Hajj 2021: l’incidence des épidémies au fil des années

  • L’une des premières épidémies à faire rage à La Mecque était connue sous le nom d’«al-Machri». Elle a entraîné la mort d’un grand nombre de personnes et de chameaux en 968, comme l’a rapporté le célèbre historien, Ibn Khatir
  • En 1831, une épidémie de choléra, apparue en Inde, a tué 20 000 personnes à la Mecque. D’autres épidémies ont frappé la ville sainte en 1841, en 1847, en 1851, en 1856-57 et en 1859

DJEDDAH: Le Hajj – pèlerinage annuel vers les Lieux saints de La Mecque – est l’un des plus grands rassemblements religieux du monde et fait partie des plus anciens mouvements de foule sur de longues distances.

Avant la pandémie de Covid-19, le Hajj a été touché par plusieurs épidémies au cours de l’Histoire.
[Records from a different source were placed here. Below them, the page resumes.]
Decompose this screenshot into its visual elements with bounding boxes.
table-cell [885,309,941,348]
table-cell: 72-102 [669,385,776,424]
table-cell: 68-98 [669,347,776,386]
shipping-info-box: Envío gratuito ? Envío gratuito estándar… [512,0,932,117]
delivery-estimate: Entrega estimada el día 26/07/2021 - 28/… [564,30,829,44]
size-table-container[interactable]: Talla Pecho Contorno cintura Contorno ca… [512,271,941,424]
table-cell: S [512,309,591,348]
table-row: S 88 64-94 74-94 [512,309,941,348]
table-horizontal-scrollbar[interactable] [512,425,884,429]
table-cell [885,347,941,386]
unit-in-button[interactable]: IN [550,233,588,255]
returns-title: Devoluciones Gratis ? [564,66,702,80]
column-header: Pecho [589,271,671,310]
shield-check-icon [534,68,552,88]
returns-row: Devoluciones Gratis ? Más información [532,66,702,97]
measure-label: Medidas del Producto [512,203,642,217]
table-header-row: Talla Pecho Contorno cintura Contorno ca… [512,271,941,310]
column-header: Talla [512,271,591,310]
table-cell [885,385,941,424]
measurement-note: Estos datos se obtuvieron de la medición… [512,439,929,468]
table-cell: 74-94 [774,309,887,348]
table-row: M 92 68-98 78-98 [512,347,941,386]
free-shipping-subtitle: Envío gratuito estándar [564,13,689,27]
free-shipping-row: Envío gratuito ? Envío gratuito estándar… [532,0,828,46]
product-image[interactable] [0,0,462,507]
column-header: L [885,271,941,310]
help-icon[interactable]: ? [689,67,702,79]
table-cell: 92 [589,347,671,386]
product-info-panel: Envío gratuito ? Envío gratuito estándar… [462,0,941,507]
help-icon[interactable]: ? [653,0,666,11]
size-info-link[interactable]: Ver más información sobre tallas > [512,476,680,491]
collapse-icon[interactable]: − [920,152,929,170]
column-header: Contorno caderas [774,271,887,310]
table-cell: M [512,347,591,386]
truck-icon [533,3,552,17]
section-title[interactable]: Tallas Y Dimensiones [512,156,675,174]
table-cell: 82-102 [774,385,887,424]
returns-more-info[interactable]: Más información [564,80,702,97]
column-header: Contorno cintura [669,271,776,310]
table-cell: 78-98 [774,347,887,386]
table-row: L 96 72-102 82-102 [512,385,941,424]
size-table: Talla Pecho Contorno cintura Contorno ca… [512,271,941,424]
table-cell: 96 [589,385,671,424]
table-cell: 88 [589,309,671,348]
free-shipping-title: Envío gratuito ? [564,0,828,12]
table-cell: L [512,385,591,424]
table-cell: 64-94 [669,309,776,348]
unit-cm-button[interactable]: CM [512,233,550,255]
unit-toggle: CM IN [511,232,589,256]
Le pèlerinage a parfois été suspendu, et le déplacement des pèlerins vers la Ville sainte limité. Ces maladies ont fait des victimes parmi les pèlerins et les habitants de La Mecque.

L’un des premiers fléaux répertoriés à La Mecque est mentionné par l’éminent historien musulman, Ibn Khatir. Dans son ouvrage Al-Bidāya wa-n-Nihāya («Le Commencement et la fin»), il raconte qu’une épidémie connue sous le nom d’«al-Machri» a ravagé La Mecque en 968, tuant un grand nombre de personnes et de chameaux. Les croyants qui ont réussi à terminer leur pèlerinage sont morts peu de temps après.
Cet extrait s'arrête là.